April is Prevention of Cruelty to Animals Month! So I think it’s very appropriate that my first post in the April 2012 A to Z Blog Challenge is Animal Rescue.
According to the ASPCA, approximately 5 to 7 million cats and dogs end up in animal shelters in the United States every year. Roughly 70 percent of those cats, and 60 percent of those dogs, for a total of 3 to 4 million cats and dogs, are euthanized. That means that on any given day, somewhere between 8,000 and just under 11,000 animals are euthanized in shelters; not only are most of these animals perfectly healthy , adoptable companion animals, many of them are euthanized after a very brief waiting period, having been give little to no chance to be adopted. Furthermore, the method used to euthanize them varies from shelter to shelter as well as by state. Many places still use the heart stick method or gas chamber.
The good news is that we can all do our part, however small, to reduce these numbers.
We can all start by spaying and neutering our own pets. Preventing overpopulation is vital; it helps prevent animals from ending up in a shelter in the first place. Many litters of puppies and kittens are taken to shelters because their owners are simply unable or unwilling to care for additional animals. Spayed and neutered pets don’t produce more litters, so that reduces the number of pets entering shelters. There are many low cost, and even no cost, spay and neuter programs in place. You can contact your local shelter or veterinarian for information on programs locally.
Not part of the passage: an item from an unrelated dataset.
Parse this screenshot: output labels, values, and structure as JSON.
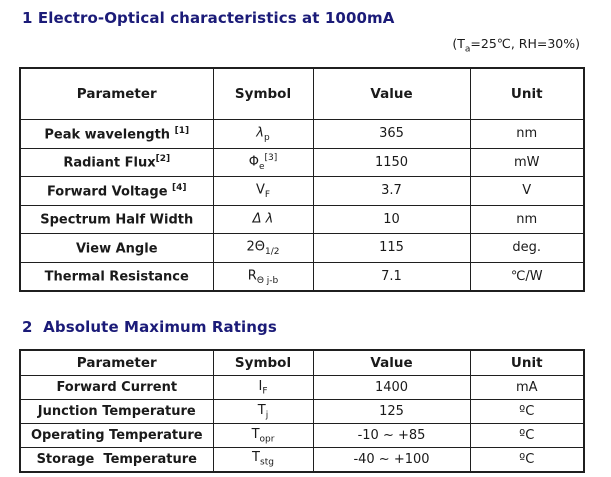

Don’t shop, adopt! When you’re ready to bring a new furry family member into your home, why not go to your local animal shelter or rescue group to find them? You will literally save a life! You will also open up that spot for yet another animal to have a chance at being adopted. Shelters and rescue groups constantly have pets in need of loving homes. Why not begin your search there? Even if you’re looking for a purebred pet, there are many breed specific rescues. Also, according to the ASPCA, roughly ten percent of pets that end up in shelters are purebreds. Talk to anyone who has adopted their fur kids from a shelter or rescue, we’ll tell you it’s the best thing we ever did.
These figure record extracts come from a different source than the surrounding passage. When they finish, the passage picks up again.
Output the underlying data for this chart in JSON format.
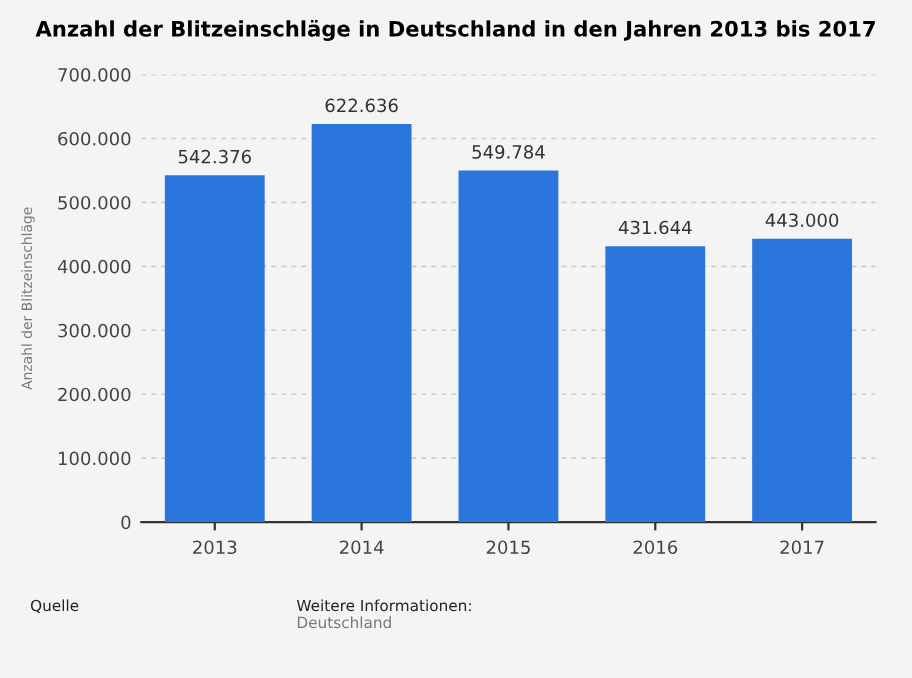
{
  "chart_data": {
    "type": "bar",
    "title": "Anzahl der Blitzeinschläge in Deutschland in den Jahren 2013 bis 2017",
    "ylabel": "Anzahl der Blitzeinschläge",
    "categories": [
      "2013",
      "2014",
      "2015",
      "2016",
      "2017"
    ],
    "values": [
      542376,
      622636,
      549784,
      431644,
      443000
    ],
    "value_labels": [
      "542.376",
      "622.636",
      "549.784",
      "431.644",
      "443.000"
    ],
    "color": "#2a76dd",
    "ylim": [
      0,
      700000
    ],
    "yticks": [
      {
        "value": 0,
        "label": "0"
      },
      {
        "value": 100000,
        "label": "100.000"
      },
      {
        "value": 200000,
        "label": "200.000"
      },
      {
        "value": 300000,
        "label": "300.000"
      },
      {
        "value": 400000,
        "label": "400.000"
      },
      {
        "value": 500000,
        "label": "500.000"
      },
      {
        "value": 600000,
        "label": "600.000"
      },
      {
        "value": 700000,
        "label": "700.000"
      }
    ],
    "grid": "y",
    "legend": false,
    "annotations": [
      "Quelle",
      "Weitere Informationen:",
      "Deutschland"
    ]
  }
}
Volunteer and contribute what you can to your local animal shelter or rescue group. Obviously, no one can do everything, but we can all do something. Consider making a one time donation to your favorite animal rescue group, possibly out of your tax refund. If you’re able, consider setting up an automatic monthly donation of an amount you’re comfortable with. Every little bit helps. If you have the time, drop by and help walk and socialize the shelter dogs, or play with the cats and clean their litter boxes. It isn’t glamorous, but it has to be done. On a smaller scale, you can pick up some extra food or litter when it’s on sale and take it to your local animal shelter. Animal shelters are constantly in need of fresh linens. Why not take your old towels and blankets to your local shelter? Many animal shelters have their wish lists available on-line, take a look at what your local shelter needs and see what you might be able to be help with.
If everyone just does a little bit we can save literally millions of lives every year.